G306 triggered on executable bit set

[matthewhughes-uw]

Summary

Steps to reproduce the behavior

Given the following in main.go in the current directory:

package main

import (
	"os"
)

func main() {
	err := os.WriteFile(
		"my_script.sh",
		[]byte("#!/bin/sh\n\necho 'hello world'\n"),
		0o500,
	)
	if err != nil {
		panic(err)
	}
}

Run:

$ gosec -quiet ./...
Results:


[/tmp/proj/main.go:8-12] - G306 (CWE-276): Expect WriteFile permissions to be 0600 or less (Confidence: HIGH, Severity: MEDIUM)
    7: func main() {
  > 8: 	err := os.WriteFile(
  > 9: 		"my_script.sh",
  > 10: 		[]byte("#!/bin/sh\n\necho 'hello world'\n"),
  > 11: 		0o500,
  > 12: 	)
    13: 	if err != nil {



Summary:
  Gosec  : dev
  Files  : 1
  Lines  : 17
  Nosec  : 0
  Issues : 1

gosec version

I built from source at 8fa46c1

$ gosec -version
Version: dev
Git tag: 
Build date: 

Go version (output of 'go version')

$ go version
go version go1.21.5 linux/amd64

Operating system / Environment

GNU/Linux 6.1.67-1-lts

Expected behavior

When creating a file with the executable bit this rule is not triggered, since this rule maps to CWE-276 which refers to "During installation, installed file permissions are set to allow anyone to modify those files" , however setting this executable bit on a file does not allow for any such modifications.

Though if I've misunderstood the meaning for this rule it might still be worth updating the error message to be more accurate: since 0o500 is less than 0o600 I find the error message confusing. From a quick search I see this was changed in cf63541 from a plain less-than check to a bit comparison.

Actual behavior

The rule is triggered, see output above

[ccojocar]

Creating a file with execute permission can lead to a RCE if the attack is able to control the input. This is not the case in the example above since everything seems to be hardcoded.

This rule is meant to be taken as a warning when creating a file with excessive permissions. It is recommended to either create a file with wither owner read-only or read-write file permissions. In this sense less means 0400.

I agree, in this case the rule message sounds confusing since 0500 permissions are less than 0600. I think a better wording might be helpful.

[matthewhughes-uw]

This rule is meant to be taken as a warning when creating a file with excessive permissions. It is recommended to either create a file with wither owner read-only or read-write file permissions.

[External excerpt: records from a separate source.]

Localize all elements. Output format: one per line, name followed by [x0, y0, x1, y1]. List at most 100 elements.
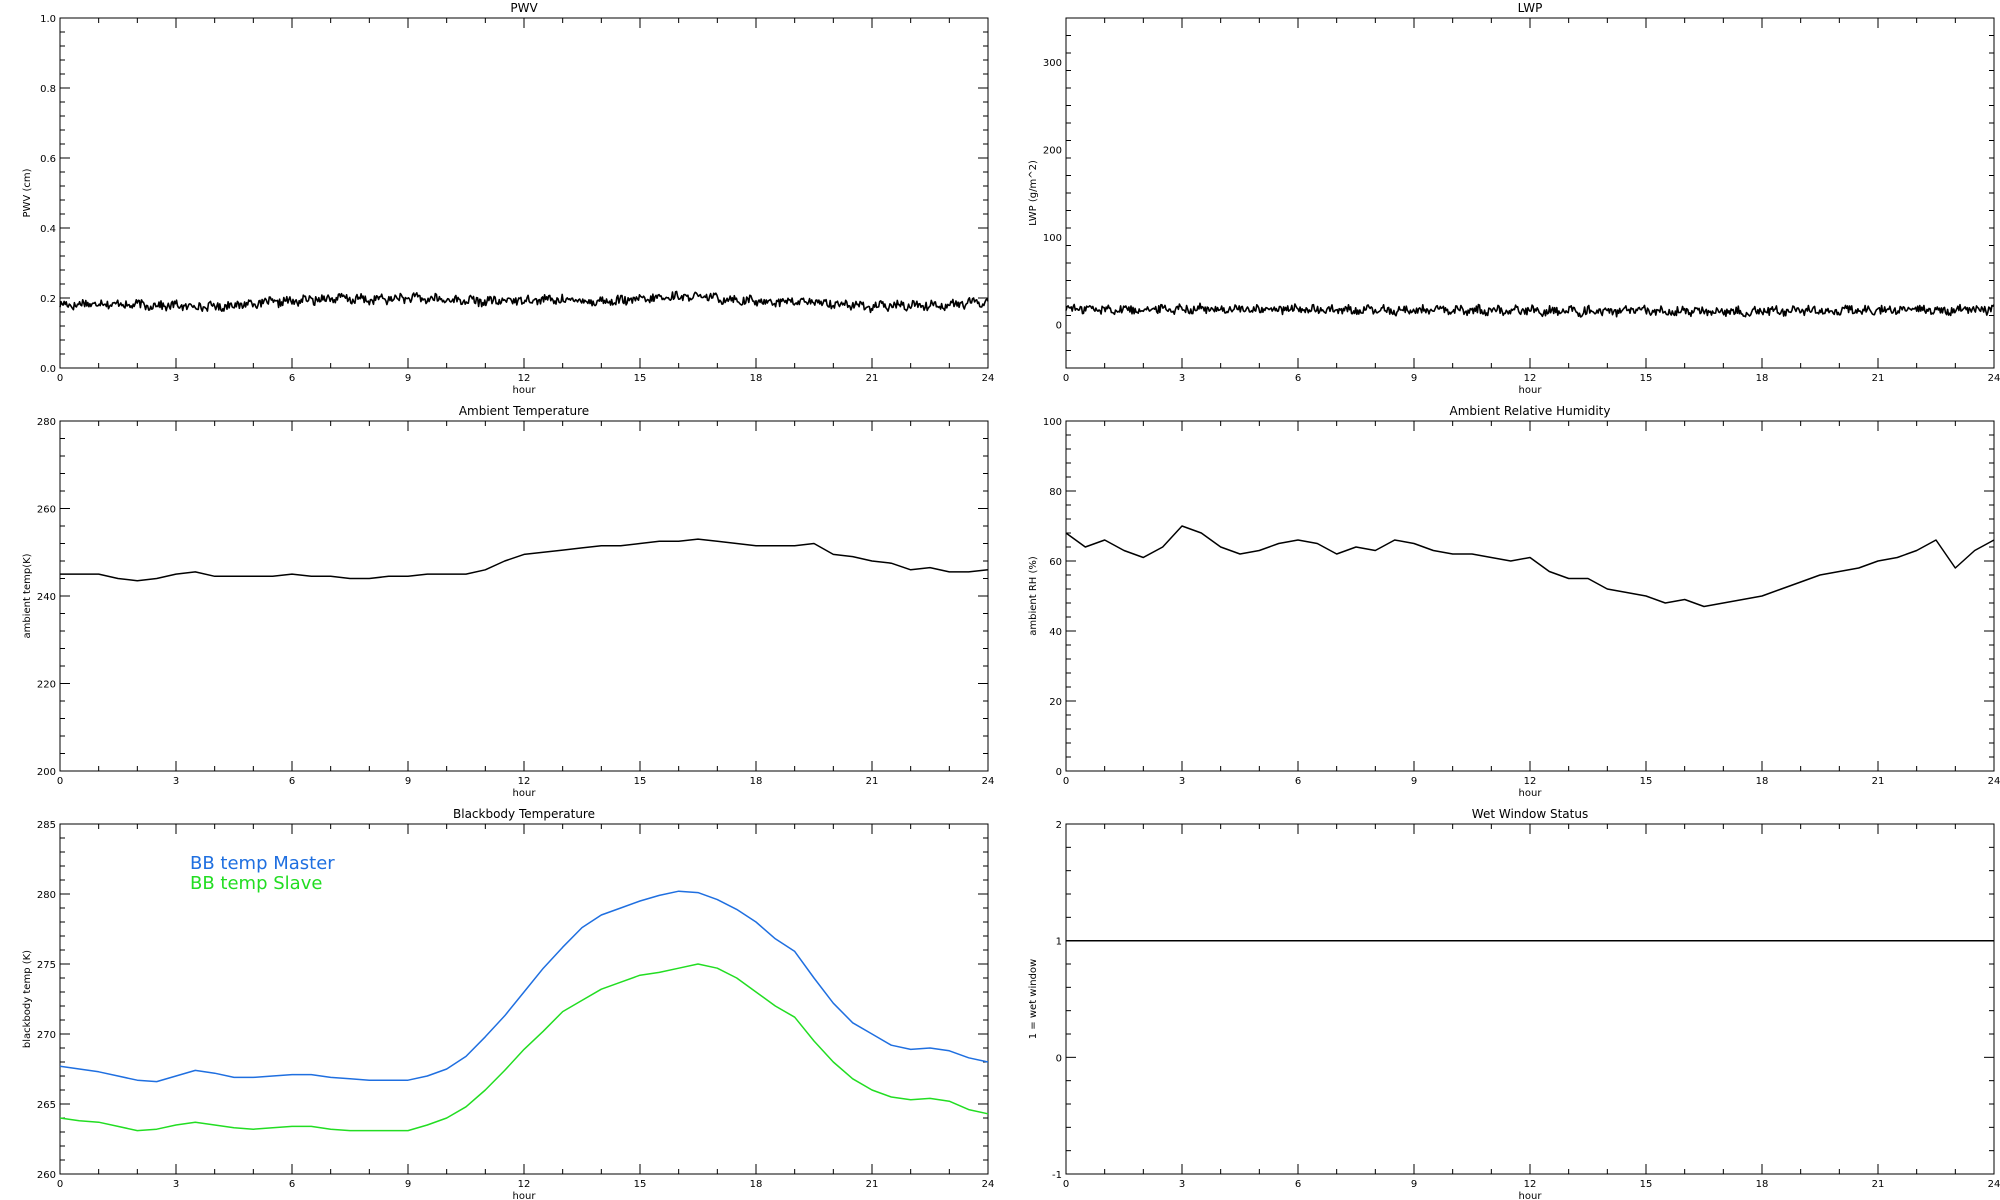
x-tick-label: 15	[1640, 1179, 1653, 1190]
y-tick-label: 300	[1043, 58, 1062, 69]
series-line-pwv	[59, 290, 989, 314]
y-tick-label: 200	[1043, 145, 1062, 156]
legend-entry: BB temp Slave	[190, 873, 322, 894]
series-line-ambient-rh	[1065, 525, 1995, 608]
y-tick-label: 260	[37, 505, 56, 516]
plot-frame	[1065, 823, 1995, 1175]
x-tick-label: 15	[1640, 373, 1653, 384]
x-tick-label: 18	[1756, 776, 1769, 787]
y-tick-label: 265	[37, 1100, 56, 1111]
y-tick-label: 0.8	[40, 84, 56, 95]
y-tick-label: 2	[1056, 820, 1062, 831]
x-tick-label: 3	[1179, 776, 1185, 787]
x-tick-label: 21	[1872, 776, 1885, 787]
y-tick-label: 260	[37, 1170, 56, 1181]
x-tick-label: 6	[1295, 1179, 1301, 1190]
y-tick-label: 0.0	[40, 364, 56, 375]
panel-ambient-rh: Ambient Relative Humidity 0 3 6 9 12 15 18 21 24 h…	[1028, 404, 2000, 799]
panel-ambient-temp: Ambient Temperature 0 3 6 9 12 15 18 21 24 hour 200…	[22, 404, 994, 799]
x-axis-label: hour	[513, 385, 537, 396]
x-axis-label: hour	[513, 788, 537, 799]
y-axis-label: ambient RH (%)	[1028, 556, 1039, 636]
x-tick-label: 0	[57, 776, 63, 787]
x-axis-label: hour	[1519, 788, 1543, 799]
plot-frame	[1065, 420, 1995, 772]
plot-frame	[59, 420, 989, 772]
legend-entry: BB temp Master	[190, 853, 335, 874]
y-tick-label: 0.6	[40, 154, 56, 165]
y-tick-label: 20	[1049, 697, 1062, 708]
y-tick-label: 0.2	[40, 294, 56, 305]
y-tick-label: 280	[37, 890, 56, 901]
y-tick-label: 80	[1049, 487, 1062, 498]
panel-bb-temp: Blackbody Temperature 0 3 6 9 12 15 18 21 24 hour 2…	[22, 807, 994, 1200]
x-tick-label: 21	[866, 1179, 879, 1190]
x-tick-label: 21	[866, 776, 879, 787]
x-axis-label: hour	[1519, 385, 1543, 396]
x-tick-label: 6	[1295, 373, 1301, 384]
chart-title: Wet Window Status	[1472, 807, 1588, 821]
y-tick-label: -1	[1052, 1170, 1062, 1181]
y-axis-label: LWP (g/m^2)	[1028, 160, 1039, 226]
y-tick-label: 220	[37, 680, 56, 691]
y-tick-label: 0	[1056, 320, 1062, 331]
x-tick-label: 12	[518, 1179, 531, 1190]
plot-frame	[59, 17, 989, 369]
x-tick-label: 18	[750, 373, 763, 384]
y-tick-label: 270	[37, 1030, 56, 1041]
y-tick-label: 1.0	[40, 14, 56, 25]
x-tick-label: 9	[405, 776, 411, 787]
y-axis-label: 1 = wet window	[1028, 959, 1039, 1039]
x-tick-label: 9	[1411, 1179, 1417, 1190]
x-tick-label: 18	[1756, 1179, 1769, 1190]
y-tick-label: 0	[1056, 767, 1062, 778]
y-axis-label: ambient temp(K)	[22, 553, 33, 638]
x-tick-label: 0	[57, 373, 63, 384]
x-tick-label: 6	[289, 373, 295, 384]
chart-title: PWV	[510, 1, 538, 15]
panel-lwp: LWP 0 3 6 9 12 15 18 21 24 hour 0 100 200 300 LWP (g/m^…	[1028, 1, 2000, 396]
y-tick-label: 1	[1056, 937, 1062, 948]
series-line-bb-temp-master	[59, 890, 989, 1083]
x-tick-label: 21	[1872, 1179, 1885, 1190]
y-tick-label: 240	[37, 592, 56, 603]
x-tick-label: 3	[1179, 373, 1185, 384]
x-tick-label: 12	[1524, 1179, 1537, 1190]
y-tick-label: 280	[37, 417, 56, 428]
x-tick-label: 15	[634, 776, 647, 787]
x-tick-label: 3	[1179, 1179, 1185, 1190]
x-tick-label: 0	[57, 1179, 63, 1190]
series-line-ambient-temp	[60, 538, 989, 582]
x-tick-label: 3	[173, 1179, 179, 1190]
series-line-lwp	[1065, 302, 1995, 318]
chart-title: LWP	[1518, 1, 1543, 15]
x-tick-label: 24	[982, 373, 995, 384]
y-tick-label: 0	[1056, 1053, 1062, 1064]
x-tick-label: 9	[405, 1179, 411, 1190]
x-tick-label: 24	[1988, 776, 2000, 787]
chart-title: Ambient Relative Humidity	[1450, 404, 1611, 418]
x-tick-label: 12	[1524, 776, 1537, 787]
x-axis-label: hour	[1519, 1191, 1543, 1200]
x-tick-label: 21	[1872, 373, 1885, 384]
x-tick-label: 21	[866, 373, 879, 384]
y-tick-label: 275	[37, 960, 56, 971]
x-tick-label: 24	[1988, 373, 2000, 384]
plot-frame	[1065, 17, 1995, 369]
x-tick-label: 12	[1524, 373, 1537, 384]
x-tick-label: 12	[518, 373, 531, 384]
y-tick-label: 200	[37, 767, 56, 778]
x-tick-label: 18	[750, 776, 763, 787]
x-tick-label: 3	[173, 373, 179, 384]
x-tick-label: 15	[1640, 776, 1653, 787]
x-tick-label: 24	[1988, 1179, 2000, 1190]
x-tick-label: 0	[1063, 776, 1069, 787]
x-tick-label: 24	[982, 776, 995, 787]
chart-title: Blackbody Temperature	[453, 807, 595, 821]
y-tick-label: 60	[1049, 557, 1062, 568]
x-tick-label: 6	[289, 1179, 295, 1190]
y-axis-label: blackbody temp (K)	[22, 950, 33, 1048]
x-axis-label: hour	[513, 1191, 537, 1200]
y-tick-label: 40	[1049, 627, 1062, 638]
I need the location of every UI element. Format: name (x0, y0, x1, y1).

In this sense less means 0400.

👍 make sense, I was confusing this rule with a strict mapping to CWE-276 (i.e. enforcing only file modification permissions), though the summary "Poor file permissions used when writing to a new file" makes clear its intent (and that it should cover the case of the executable bit too)

I agree, in this case the rule message sounds confusing since 0500 permissions are less than 0600. I think a better wording might be helpful.

Do you have any suggestions for an improvement? The first two ideas that came to my mind:

Expect WriteFile permissions to be a subset of 0600

or:

Expect WriteFile permissions to be provide no more capabilities than 0600

[ccojocar]

Do you have any suggestions for an improvement? The first two ideas that came to my mind:

Expect WriteFile permissions to be a subset of 0600

or:

Expect WriteFile permissions to be provide no more capabilities than 0600

I think it is a bit difficult to have a more expressive wording since the file mode can be configured

gosec/rules/fileperms.go

Line 83 in 8fa46c1

What: fmt.Sprintf("Expect WriteFile permissions to be %#o or less", mode),

.

The former message sounds a bit more accurate to me.